Consequently, some place too much emphasis on the advantages of low weight. Others ignore the issue in favor of aerodynamics or bearings. The full picture includes MOI.
Regardless of its relative importance, wheel engineers closely monitor MOI. As Lennard Zinn reported in 2006.
“Perhaps some of you remember when I did a test in VeloNews seven years ago (in the 6/28/99 issue) of wheel inertia by building a rotational pendulum in my garage. I was just at a Mavic tech seminar in Annecy, France, last week and saw a test machine set up virtually the same in the Mavic test lab.”
Thankfully, this is simple physics and anyone can build an accurate MOI machine. Here is a trifilar pendulum, the type of machine you should make and use.
From this 1945 paper.
My platform is three, ½” x 3’ dowels, assembled in a triangle. Each corner is connected overhead with 30lb monofilament fishing line. The exact dimensions don’t matter but must be accurately recorded and entered into formulas used to determine MOI.These are the mechanics:
Inertia = T^2( (W/r)*a*b)/(4*π^2*h)*1000
Inertia = gm^2
T = Oscillation period
W = weight in g
r = gf/N
a = diameter of top anchor
b = diameter of bottom
h = height
To calculate work (accelerate from zero to 30kph) in joules of energy:
Total energy = Rotational energy + Translational energy
Total energy = 1/2(Iw^2) + 1/2(mv^2)
Total energy = 1/2(Tire Inertia + Wheel Inertia)w^2 + 1/2(wheel mass + tire mass)v^2
Wheel total energy = 40% + 60%
w^2 = rotational speed in rad/s (30km/h = 24.54rad/s)
v^2 = wheel velocity in m/s (30km/h = 8.33m/s)
m = weight in kg
I = inertia in kg/m^2
To spare you the math, here is an auto calculating spreadsheet.

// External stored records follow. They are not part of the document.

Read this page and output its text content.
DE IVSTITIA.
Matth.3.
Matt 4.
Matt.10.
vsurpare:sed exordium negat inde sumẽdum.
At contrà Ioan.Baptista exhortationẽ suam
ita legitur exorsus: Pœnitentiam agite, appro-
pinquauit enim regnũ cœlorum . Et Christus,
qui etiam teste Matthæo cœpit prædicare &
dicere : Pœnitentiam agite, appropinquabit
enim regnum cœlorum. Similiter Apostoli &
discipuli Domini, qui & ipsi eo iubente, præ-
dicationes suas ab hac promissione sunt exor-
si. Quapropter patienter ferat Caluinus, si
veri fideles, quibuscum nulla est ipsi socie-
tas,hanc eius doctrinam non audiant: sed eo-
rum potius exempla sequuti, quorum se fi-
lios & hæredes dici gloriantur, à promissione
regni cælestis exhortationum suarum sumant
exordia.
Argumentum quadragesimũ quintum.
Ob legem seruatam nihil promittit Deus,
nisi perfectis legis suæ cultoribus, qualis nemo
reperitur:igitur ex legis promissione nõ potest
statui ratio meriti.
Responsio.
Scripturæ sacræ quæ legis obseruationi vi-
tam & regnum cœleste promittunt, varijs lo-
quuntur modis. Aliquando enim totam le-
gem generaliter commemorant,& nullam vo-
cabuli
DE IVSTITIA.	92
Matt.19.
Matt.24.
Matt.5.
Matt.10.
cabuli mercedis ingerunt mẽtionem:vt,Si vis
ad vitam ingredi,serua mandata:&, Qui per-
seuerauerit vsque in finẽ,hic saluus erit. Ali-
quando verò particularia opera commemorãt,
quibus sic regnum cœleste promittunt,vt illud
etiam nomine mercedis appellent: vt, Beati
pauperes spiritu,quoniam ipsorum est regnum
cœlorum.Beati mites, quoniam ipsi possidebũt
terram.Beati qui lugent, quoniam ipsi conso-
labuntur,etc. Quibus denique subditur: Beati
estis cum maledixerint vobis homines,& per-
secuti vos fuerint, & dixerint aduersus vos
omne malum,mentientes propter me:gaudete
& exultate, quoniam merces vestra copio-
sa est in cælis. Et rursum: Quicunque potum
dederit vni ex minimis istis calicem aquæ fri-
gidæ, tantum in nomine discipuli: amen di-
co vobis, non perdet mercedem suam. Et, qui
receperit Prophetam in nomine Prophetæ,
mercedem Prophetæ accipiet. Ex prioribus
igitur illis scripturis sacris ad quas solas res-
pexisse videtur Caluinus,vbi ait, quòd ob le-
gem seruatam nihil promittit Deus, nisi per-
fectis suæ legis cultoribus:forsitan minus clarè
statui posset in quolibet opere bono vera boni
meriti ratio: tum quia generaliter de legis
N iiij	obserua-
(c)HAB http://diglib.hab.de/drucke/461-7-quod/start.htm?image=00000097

The yellow cells need your input. Enter dimensions of your own jig, the period of the pendulum motion, and weight and you get an accurate MOI for your wheel, rim, tire, or anything. Pre-existing numbers are from my machine and two recently tested wheels. The other cells calculate based on your entries. Download the sheet (excel) for long-term use.
Watch this movie to see how easy it is to count pendulum cycles. Here is my own unit, whose dimensions are entered in the embedded spreadsheet. Remember to replace those with your own, once you build it.
The results are indisputable. The costs and benefits of MOI can be predicted but real world variables are numerous. The lesson is to understand MOI and establish it for various wheels. Wheel design needs all useful input and, all else equal, lower MOI is almost always preferable.
We want to learn how MOI affects wheel feel and performance. With a dynamic structure in a complex context (rider, bike, terrain), data is our best tool. Besides, if two wheel designs have similar weight, strength, cost, and longevity but one has much better MOI, its design is better. This should be perceived, quantified, and recognized. As we aspire to higher performance standards, all measurable dynamics must be considered!
Have fun building your MOI machine, you won’t be disappointed. Do some tests, take notes, share with customers and others like me. The pace of fundamental learning may seem glacial at times but we can all do a part.